As I read this node, I started thinking about my old playground. About what it was made of... The
swings were metal and what seemed like black rubber. The
beams and
supports and the
wobbly bridge were all definitely wooden, as were the
planks and
walkways. However, the
crawl tube,
monkey bars, and
slides were all metal or plastic. The colorful, "
ouchless" kind that were as all have said, anything but.
"Was my playground wooden?" I asked myself as I read this node.
Of course it was, I decided. I have some
fond memories of that playground (despite my near complete
isolation during the elementary school years, scorned as a
dork, a
genius, a
weirdo, the list goes on...) and from what people have been saying, its impossible to enjoy the
new age style playground.
But then the truth came out. I reread this node, realizing that a certain write up had been written by my
real life older brother,
mmoin.
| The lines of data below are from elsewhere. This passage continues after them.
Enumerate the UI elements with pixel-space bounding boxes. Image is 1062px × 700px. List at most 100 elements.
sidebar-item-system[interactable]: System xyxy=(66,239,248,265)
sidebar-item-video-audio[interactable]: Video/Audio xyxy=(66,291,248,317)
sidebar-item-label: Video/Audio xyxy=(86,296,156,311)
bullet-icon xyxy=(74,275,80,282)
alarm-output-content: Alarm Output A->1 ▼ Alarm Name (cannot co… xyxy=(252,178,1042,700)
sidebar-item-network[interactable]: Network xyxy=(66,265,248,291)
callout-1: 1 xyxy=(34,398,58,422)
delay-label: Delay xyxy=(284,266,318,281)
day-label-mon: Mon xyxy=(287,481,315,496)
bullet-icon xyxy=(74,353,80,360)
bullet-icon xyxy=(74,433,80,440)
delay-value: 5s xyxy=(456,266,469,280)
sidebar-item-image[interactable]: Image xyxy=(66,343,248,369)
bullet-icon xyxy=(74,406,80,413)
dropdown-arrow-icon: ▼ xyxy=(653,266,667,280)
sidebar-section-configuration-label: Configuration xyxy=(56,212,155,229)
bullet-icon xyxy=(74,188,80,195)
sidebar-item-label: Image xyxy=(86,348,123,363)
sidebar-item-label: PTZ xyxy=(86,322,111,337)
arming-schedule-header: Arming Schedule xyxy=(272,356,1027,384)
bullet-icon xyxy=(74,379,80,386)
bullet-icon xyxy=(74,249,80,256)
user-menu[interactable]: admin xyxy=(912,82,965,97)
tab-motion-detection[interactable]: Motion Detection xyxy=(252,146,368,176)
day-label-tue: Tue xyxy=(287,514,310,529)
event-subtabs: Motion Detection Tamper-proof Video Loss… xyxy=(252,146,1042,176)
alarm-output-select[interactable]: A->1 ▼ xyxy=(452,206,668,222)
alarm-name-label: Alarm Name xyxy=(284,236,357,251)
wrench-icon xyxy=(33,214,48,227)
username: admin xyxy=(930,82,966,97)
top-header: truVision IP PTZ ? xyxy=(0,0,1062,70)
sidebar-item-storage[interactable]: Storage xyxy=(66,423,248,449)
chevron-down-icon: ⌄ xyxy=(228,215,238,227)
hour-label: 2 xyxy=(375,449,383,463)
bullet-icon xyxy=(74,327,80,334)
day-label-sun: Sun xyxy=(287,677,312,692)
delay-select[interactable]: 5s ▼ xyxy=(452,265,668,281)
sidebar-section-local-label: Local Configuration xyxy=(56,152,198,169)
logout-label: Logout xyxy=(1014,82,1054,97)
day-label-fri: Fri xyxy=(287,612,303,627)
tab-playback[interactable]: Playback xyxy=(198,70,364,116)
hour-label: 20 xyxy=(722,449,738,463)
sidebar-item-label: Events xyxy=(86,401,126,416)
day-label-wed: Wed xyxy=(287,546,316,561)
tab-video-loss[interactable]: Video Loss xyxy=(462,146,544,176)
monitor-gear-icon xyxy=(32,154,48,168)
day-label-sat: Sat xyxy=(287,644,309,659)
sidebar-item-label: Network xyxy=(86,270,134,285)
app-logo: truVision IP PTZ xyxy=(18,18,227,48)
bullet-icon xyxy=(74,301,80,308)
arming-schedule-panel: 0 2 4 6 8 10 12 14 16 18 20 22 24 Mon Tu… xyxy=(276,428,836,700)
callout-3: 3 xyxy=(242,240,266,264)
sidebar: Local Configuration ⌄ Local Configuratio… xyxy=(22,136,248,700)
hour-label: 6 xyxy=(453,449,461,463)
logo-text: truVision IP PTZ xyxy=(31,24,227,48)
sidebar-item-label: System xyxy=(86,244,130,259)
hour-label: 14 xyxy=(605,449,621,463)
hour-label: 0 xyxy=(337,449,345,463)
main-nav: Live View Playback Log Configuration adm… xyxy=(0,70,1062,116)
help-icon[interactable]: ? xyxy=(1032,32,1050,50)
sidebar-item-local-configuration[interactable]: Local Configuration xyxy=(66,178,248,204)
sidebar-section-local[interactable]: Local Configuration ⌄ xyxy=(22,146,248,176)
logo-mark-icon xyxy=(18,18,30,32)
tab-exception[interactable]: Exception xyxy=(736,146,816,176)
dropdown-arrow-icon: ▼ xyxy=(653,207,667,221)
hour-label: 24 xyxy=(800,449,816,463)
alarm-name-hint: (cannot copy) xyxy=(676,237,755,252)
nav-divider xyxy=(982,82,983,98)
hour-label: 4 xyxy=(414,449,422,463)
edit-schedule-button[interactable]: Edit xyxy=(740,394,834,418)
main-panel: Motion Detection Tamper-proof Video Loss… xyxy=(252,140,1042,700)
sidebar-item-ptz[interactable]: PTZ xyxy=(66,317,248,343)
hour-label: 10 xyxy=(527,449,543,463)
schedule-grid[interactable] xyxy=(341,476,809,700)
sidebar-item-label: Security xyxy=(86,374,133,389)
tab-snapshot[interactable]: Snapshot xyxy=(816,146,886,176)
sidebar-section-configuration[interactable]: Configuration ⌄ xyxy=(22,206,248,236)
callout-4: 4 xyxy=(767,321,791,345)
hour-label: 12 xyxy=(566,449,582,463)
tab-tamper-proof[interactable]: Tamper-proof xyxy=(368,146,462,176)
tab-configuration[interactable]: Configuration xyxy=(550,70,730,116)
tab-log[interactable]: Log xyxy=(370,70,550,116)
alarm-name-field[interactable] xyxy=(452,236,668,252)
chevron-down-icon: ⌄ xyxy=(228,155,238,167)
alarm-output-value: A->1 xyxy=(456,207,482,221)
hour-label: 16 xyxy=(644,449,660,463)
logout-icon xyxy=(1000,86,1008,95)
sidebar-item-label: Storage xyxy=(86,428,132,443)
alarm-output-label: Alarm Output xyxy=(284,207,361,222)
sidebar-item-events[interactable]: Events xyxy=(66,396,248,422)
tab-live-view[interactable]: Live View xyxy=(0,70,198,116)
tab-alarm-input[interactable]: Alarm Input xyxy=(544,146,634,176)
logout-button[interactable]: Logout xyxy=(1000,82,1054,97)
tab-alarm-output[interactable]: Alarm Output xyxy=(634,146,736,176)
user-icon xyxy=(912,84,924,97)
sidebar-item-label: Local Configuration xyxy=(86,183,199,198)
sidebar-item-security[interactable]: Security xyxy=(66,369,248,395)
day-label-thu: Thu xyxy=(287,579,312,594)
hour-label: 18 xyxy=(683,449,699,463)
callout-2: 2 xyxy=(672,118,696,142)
He went to the same schools as I did, but
his wooden playground had been torn down and replaced with a plastic one when he was 7. When I was 3.
I don't even remember a different playground.
Maybe we're all hitting
premature "
Kids curse too much these days." The truth is, I loved the playground. The
biggest playground I ever played on was the all plastic
Discovery Zone (I tried going back a few years ago, and to my shock and despair, I was
too big to go inside), and that was a
paradise to me.
Its not the wood, its not the
days of yore when parents didn't worry nearly as much. Its what
you had, and that's why it means so much to you. The reason why the kids I see now still obsess over recess and their
multi colored,
plastic mold playground...
The one that doesn't even have a tire swing.